Pour la ville d’Issy-les-Moulineaux dont nous venons de signer le contrat, nous allons par exemple basculer 100 % de la flotte en électrique
Avez-vous envisagé de développer des approches collectives avec d’autres acteurs de la restauration collective sur ces sujets pour amortir les risques ?
Nous sommes dans un environnement assez concurrentiel, ce qui limite ces approches. En revanche, ce sont des réflexions que nous pouvons avoir avec nos clients, dont les directions achats nous challengent de plus en plus sur ces points. Nous sommes leur scope 3, ils ont donc tout intérêt à mener ces démarches à nos côtés. Utiliser des consignes, ou d’autres modes d’approvisionnement implique qu’ils opèrent à nos côtés et participent à cette dynamique, en mettant à notre disposition des espaces de stockage, par exemple pour permettre de garder des déchets à revaloriser. Aujourd’hui nous savons faire des restaurants à zéro plastique, ce qui n’est pas encore le cas de nos logisticiens. Pour la ville d’Issy-les-Moulineaux dont nous venons de signer le contrat, nous allons par exemple basculer 100 % de la flotte en électrique.

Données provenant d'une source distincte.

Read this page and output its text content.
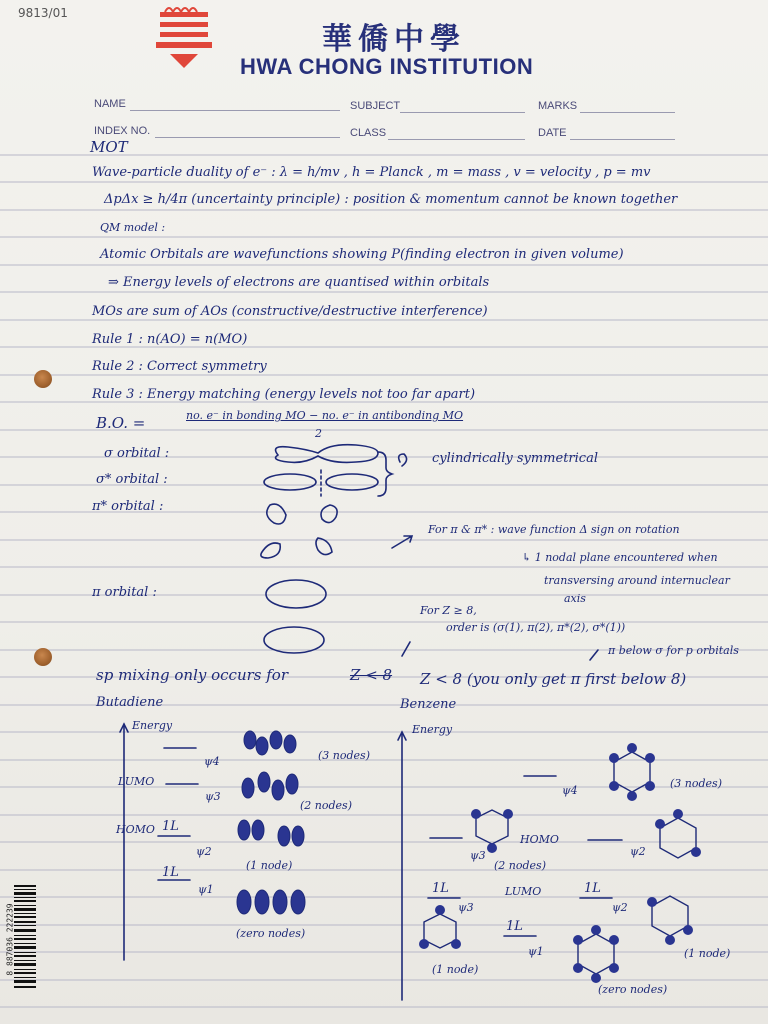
9813/01
華僑中學
HWA CHONG INSTITUTION
NAME	SUBJECT	MARKS
INDEX NO.	CLASS	DATE
MOT
Wave-particle duality of e⁻ : λ = h/mv , h = Planck , m = mass , v = velocity , p = mv
ΔpΔx ≥ h/4π (uncertainty principle) : position & momentum cannot be known together
QM model :
Atomic Orbitals are wavefunctions showing P(finding electron in given volume)
⇒ Energy levels of electrons are quantised within orbitals
MOs are sum of AOs (constructive/destructive interference)
Rule 1 : n(AO) = n(MO)
Rule 2 : Correct symmetry
Rule 3 : Energy matching (energy levels not too far apart)
B.O. =	no. e⁻ in bonding MO − no. e⁻ in antibonding MO
2
σ orbital :
σ* orbital :
π* orbital :
cylindrically symmetrical
For π & π* : wave function Δ sign on rotation
↳ 1 nodal plane encountered when
transversing around internuclear
axis
π orbital :
For Z ≥ 8,
order is (σ(1), π(2), π*(2), σ*(1))
π below σ for p orbitals
sp mixing only occurs for	Z < 8 Z < 8 (you only get π first below 8)
Butadiene	Benzene
Energy
ψ4	(3 nodes)
LUMO
ψ3
(2 nodes)
HOMO 1L
ψ2
(1 node)
1L
ψ1
(zero nodes)
Energy
ψ4
(3 nodes)
ψ3
HOMO
ψ2
(2 nodes)
1L
ψ3
LUMO	1L
ψ2
1L
ψ1
(1 node)
(1 node)
(zero nodes)
8 887036 222239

La direction achats est-elle présente dans certaines soutenances d’appels d’offres pour valoriser ces éléments ?
Nous sommes de plus en plus sollicités pour des soutenances commerciales, pas encore sur ces sujets transport mais sur les sujets d’inflation. Nous avons très intérêt à jouer ce rôle d’intermédiaire entre le monde agricole et nos clients. Il est aussi de notre responsabilité d’assurer un travail de pédagogie. Nos clients nous demandent de nous engager trois mois à l’avance sur des menus et nous infligent des pénalités si nous ne les respectons pas… Pourtant, lorsque la sécheresse sévit comme c’est le cas en ce moment, il est bien difficile de prévoir précisément la date à laquelle nous aurons des framboises.
Portrait
Edouard Albertini est directeur achats et logistique France de Compass depuis octobre 2021. Il couvre les Achats, la Supply chain, les données financières et la catégorie développement. Il reporte au président France de Compass et siège au comex France. Preuve de l’ambition placée par le groupe dans les fonctions achats et logistique, Edouard Albertini était précédemment directeur général délégué de Compass France.n « J’ai rejoint les Achats parce qu’il s’y joue des enjeux de transformation. Nous fabriquons un million de repas par jour, nous avons un impact sur les questions de souveraineté alimentaire et nos acheteurs ont une véritable passion pour leurs sujets », explique le transfuge.
Les achats de Compass France en chiffres
Montant des achats : 500 M d’€
Effectif achats et logistique : 45 personnes, dont 15 acheteurs, une dizaine de personnes sur la logistique, cinq personnes sur le catégorie développement et une quinzaine de personnes sur la finance et la data.